O exemplo citado pelo nosso leitor Jorge é o seguinte:

Os evangelhos sinóticos afirmam que Jesus, logo após o seu batismo,foi conduzido pelo Espírito Santo ao deserto e ali, permaneceu quarenta dias. O texto do evangelho de João 1,35-51 afirma que Jesus foi visto por João Batista no dia seguinte ao seu batismo recrutando discípulos.

É assim mesmo! "No dia seguinte", segundo João, Jesus encontra os dois discípulos de João, um dos quais era André, que perguntam a ele "onde moras?" E a resposta de Cristo foi: "vinde e vede". E para uma mente lógica e atenta, essa narração provoca algumas dúvidas que são justas, mas podem facilmente serem explicadas.

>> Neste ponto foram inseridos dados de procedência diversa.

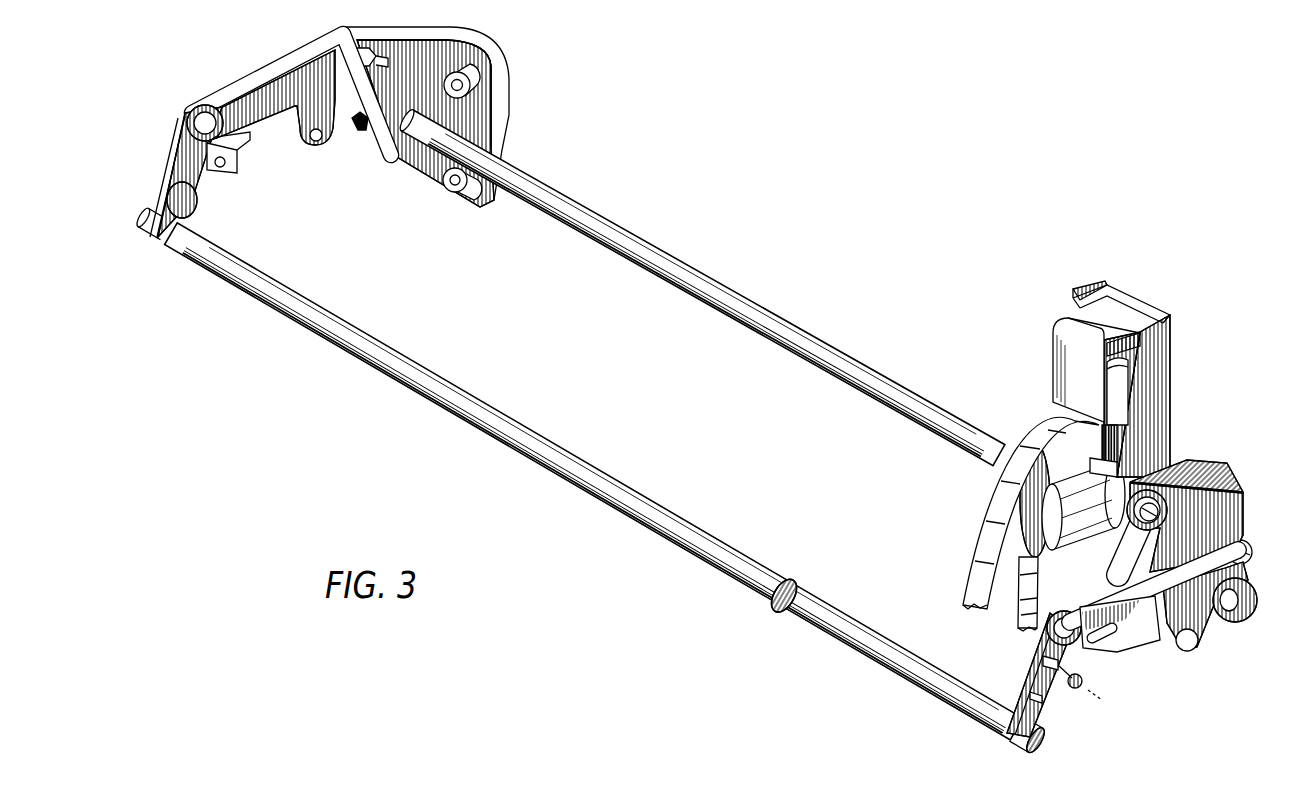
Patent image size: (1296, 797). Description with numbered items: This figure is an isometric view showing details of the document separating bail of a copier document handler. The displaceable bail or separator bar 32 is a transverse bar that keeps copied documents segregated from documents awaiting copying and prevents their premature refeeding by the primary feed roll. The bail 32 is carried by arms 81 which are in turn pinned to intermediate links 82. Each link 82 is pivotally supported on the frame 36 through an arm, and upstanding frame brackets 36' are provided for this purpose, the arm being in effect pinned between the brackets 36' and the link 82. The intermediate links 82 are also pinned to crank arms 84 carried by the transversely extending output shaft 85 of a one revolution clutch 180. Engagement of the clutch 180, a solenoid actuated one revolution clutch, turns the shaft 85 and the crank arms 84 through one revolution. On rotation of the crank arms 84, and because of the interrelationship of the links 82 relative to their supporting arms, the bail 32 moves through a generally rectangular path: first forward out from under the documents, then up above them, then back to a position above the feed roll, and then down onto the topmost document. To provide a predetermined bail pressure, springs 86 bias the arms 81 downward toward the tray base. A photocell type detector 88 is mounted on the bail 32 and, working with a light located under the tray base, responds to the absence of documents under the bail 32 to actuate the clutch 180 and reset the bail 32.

The bail 32 is at (539, 440).
The frame 36 is at (447, 117).
The frame brackets 36' is at (1197, 550).
The arms 81 is at (172, 171).
The intermediate links 82 is at (1115, 650).
The crank arms 84 is at (365, 132).
The output shaft 85 is at (774, 320).
The springs 86 is at (1080, 692).
The photocell type detector 88 is at (770, 605).
The one revolution clutch 180 is at (1030, 530).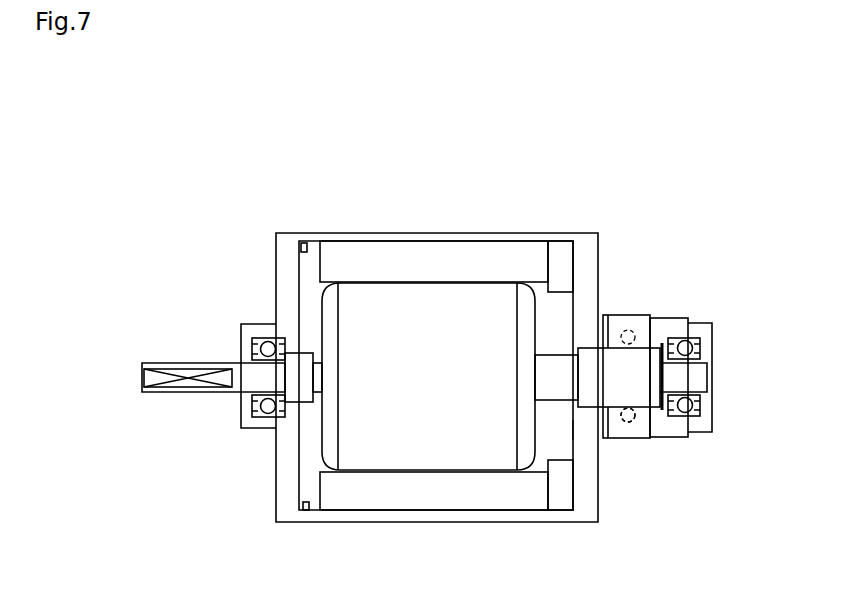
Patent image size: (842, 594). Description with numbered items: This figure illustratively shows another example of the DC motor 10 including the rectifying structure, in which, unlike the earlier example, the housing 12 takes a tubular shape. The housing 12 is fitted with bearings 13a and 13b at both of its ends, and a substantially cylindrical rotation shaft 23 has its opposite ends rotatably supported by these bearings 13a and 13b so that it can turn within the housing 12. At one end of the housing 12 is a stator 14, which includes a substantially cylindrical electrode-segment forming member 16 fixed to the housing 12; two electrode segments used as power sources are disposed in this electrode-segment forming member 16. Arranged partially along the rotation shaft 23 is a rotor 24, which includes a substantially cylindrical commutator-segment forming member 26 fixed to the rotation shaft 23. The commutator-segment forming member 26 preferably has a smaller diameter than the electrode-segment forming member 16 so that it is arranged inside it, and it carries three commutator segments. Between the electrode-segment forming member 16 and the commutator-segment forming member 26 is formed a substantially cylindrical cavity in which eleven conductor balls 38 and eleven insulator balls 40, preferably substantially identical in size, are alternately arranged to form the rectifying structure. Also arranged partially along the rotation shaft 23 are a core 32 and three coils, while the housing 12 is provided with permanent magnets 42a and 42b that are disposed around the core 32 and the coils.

Cada um dos 4 evangelhos tem suas particularidades, embora os três primeiros possuem muitas coisas em comum, e por essa razão são ditos "sinóticos" e o quarto é bastante diferente. Há um princípio do qual não podemos nos afastar: os evangelhos contam a verdade histórica sobre Cristo, mas a narração biográfica de Cristo nunca foi a intenção do autor sagrado. Cristo ensinou oralmente e essa instrução primitiva só mais tarde, ao menos 50 anos depois, foi colocada por escrito. Muitos tentavam ordenar a narração dos fatos, como diz Lucas em 1,1, mas cada um com um método correspondente ao seu objetivo. Conforme o próprio objetivo, cada autor escolheu algumas informações, deixando de lado outras. Escolheram os ensinamentos que eram adaptos aos fieis a quem se dirigiam e à intenção que tinham, contando aquilo que era pertinente à sua finalidade.

Quando os evangelistas contavam certos eventos ou ensinamentos, mudando o contexto presente em outro evangelho, como no caso do batismo citado acima, é necessário imaginar que faziam isso para a utilidade dos leitores. A tarefa do leitor esperto, do exegeta, é de descobrir qual é a intenção do evangelista em expor um fato em um certo modo ou em um certo contexto. De qualquer forma, é importante sublinhar que não é contrário à verdade o fato que os evangelistas trasmitam ditos e fatos do Senhor em ordem diferente ou também que trazem frases não literalmente, mas com algumas diferenças, conservando o sentido.

A propósito, podemos recordar o que diz Agostinho: 

 "É provável que todo evangelista acreditasse que tinha o dever de narrar com aquela ordem que Deus sugeriu à sua memória aquelas coisas que ele narrou: isso se aplica àquelas coisas em que a ordem, seja ela qual for, não tira nenhuma autoridade e verdade evangélica" (Agostinho, De consensu Evang., 2, 21).

Portanto, encontramos várias diferenças comparando os 4 evangelhos, principalmente entre João e os outros três, ditos "sinóticos". Essas diferenças não são contradições, mas causadas pela ordem que cada autor quis dar à própria narração, seguindo o seu objetivo e a sua memória daquilo que recebeu da pregação de Cristo.